You can watch the full presentation here. It is a half an hour talk but it is worth listening to. You can also see the basics of "the Machine" in the short clip at the end of this post, created by HP.
The reason why I am publishing such an "old" news (it is months ago!!!) is because of some thinking I have started in the areas of Internet of Things for a talk I am supposed to give in January in Mumbai.
The Machine has several components that are quite a leap although you can find each of them in several research works of the past five years and even some commercial implementation (like photonics communications between chips in a blade). Probably the most disruptive one, and yet to be implemented, is the creation of a storage/memory based on oxygen ions (an oxygen atoms that has been stripped of two of its electrons (there are 6 electrons on the external orbit of an oxygen atom). According to HP this ions based memory will be extremely dense (you use just one atoms to store a bit, whereas now you use over a thousands atoms) and most important able to operate at very low power budget.

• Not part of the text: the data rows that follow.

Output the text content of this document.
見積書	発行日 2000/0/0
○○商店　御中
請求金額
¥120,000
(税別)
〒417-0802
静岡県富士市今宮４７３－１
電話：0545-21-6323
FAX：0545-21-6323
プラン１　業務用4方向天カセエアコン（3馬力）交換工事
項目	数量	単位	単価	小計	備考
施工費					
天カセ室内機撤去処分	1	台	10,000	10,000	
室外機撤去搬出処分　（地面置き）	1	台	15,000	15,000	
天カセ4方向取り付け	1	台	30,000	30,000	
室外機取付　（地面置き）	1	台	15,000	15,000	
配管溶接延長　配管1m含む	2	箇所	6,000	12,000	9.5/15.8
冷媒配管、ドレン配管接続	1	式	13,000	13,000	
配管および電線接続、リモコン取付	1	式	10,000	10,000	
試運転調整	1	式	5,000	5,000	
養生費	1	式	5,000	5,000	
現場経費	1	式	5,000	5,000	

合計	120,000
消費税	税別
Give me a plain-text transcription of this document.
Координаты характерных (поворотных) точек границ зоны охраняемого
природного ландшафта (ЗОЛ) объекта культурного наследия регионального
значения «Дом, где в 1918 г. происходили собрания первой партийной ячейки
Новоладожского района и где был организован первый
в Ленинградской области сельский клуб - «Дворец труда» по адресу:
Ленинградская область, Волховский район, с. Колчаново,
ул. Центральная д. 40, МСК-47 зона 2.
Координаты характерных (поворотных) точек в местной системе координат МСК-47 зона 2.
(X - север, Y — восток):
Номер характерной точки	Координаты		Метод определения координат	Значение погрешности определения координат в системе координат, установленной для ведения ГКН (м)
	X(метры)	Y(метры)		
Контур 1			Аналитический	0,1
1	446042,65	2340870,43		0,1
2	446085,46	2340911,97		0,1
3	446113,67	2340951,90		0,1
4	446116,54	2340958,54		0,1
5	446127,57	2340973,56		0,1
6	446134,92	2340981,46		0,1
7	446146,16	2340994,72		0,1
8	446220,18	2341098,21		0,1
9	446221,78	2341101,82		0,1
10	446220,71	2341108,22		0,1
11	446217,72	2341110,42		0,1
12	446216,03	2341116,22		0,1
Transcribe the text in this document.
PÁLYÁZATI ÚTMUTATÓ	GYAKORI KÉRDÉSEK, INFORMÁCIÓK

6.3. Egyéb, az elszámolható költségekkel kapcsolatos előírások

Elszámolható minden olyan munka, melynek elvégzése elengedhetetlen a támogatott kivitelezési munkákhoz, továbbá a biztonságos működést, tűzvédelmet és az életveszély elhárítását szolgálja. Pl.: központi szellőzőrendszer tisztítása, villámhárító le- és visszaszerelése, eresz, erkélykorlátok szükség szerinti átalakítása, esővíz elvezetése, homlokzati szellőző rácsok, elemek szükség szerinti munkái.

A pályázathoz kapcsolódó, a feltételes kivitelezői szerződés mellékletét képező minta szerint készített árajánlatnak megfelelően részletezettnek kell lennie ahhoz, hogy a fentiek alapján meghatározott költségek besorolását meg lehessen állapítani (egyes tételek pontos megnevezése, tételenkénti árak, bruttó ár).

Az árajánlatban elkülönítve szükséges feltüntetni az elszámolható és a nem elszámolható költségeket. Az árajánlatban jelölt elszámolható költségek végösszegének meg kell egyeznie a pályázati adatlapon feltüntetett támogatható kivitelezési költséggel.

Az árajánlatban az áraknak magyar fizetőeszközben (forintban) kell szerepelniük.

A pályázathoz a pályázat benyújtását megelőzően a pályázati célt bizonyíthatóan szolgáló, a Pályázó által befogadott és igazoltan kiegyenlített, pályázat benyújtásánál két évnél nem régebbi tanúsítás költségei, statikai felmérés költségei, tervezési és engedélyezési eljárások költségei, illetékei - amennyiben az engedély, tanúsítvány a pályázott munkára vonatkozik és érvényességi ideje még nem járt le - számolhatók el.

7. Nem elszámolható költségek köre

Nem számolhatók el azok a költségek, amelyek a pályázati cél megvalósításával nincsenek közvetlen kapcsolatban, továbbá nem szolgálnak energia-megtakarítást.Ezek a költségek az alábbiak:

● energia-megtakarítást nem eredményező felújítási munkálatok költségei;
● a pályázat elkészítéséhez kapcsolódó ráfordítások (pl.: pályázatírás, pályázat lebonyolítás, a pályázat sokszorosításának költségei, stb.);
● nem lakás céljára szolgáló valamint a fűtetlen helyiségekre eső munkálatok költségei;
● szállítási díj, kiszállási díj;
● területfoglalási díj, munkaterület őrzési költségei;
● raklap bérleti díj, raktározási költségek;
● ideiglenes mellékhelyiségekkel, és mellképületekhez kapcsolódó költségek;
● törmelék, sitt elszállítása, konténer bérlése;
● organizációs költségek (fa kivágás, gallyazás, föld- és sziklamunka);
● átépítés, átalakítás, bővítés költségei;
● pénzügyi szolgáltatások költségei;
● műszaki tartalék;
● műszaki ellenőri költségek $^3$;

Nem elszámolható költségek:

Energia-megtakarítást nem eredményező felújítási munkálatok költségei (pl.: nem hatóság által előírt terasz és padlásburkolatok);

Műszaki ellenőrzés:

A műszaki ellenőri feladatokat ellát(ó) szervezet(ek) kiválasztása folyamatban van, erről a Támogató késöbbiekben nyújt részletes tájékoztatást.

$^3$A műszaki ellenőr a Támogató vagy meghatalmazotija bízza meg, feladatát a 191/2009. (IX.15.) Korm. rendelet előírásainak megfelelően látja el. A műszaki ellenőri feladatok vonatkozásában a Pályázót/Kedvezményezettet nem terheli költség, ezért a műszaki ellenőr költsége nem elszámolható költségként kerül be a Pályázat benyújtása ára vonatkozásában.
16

What I remembered from watching that presentation was a very short passage where HP presented a vision where the "cloud" is no longer a repository of data (or services/processing capability) rather an gigantic interconnected leaving the data at the edges. In this vision what we understand today as the Cloud will actually be moving to the myriad of devices, "things" that will own data as well as the capability for processing them locally. Notice that this goes beyond the idea of "fog" that is more about the acknowledgment that the data and processing present at the edges will need to considered as part of the Cloud.
This vision of HP (that can only be sustained by a communications infrastructure that has, virtually, unlimited capacity and unlimited speed) is radically different.
Of course you will never have "unlimited" capacity nor "unlimited" speed but in many cases you can live with "limited" as long as it is more than enough.
We perceive a world were events can occur at the same time and this is because we perceive the existence of an infinite speed connecting two events. This is not true, although it took Einstein to make the point, and as such you don't have two events occurring at the same time in absolute, but only in relation to a specific observer (that's what the theory of special relativity is all about). We also live, as living beings, in a world of finite processing capacity (our cells) and yet the processing capacity of the cells is (in most cases) quite enough to let us live as a single organism, although made up by billions of individual processing machines.
IoT may, at least in some instances, be a first implementation of this architecture where the data and processing is local and distributed and the Cloud is the indexing infrastructure.
I find these ideas fascinating, growing in the fading space between technology and philosophy.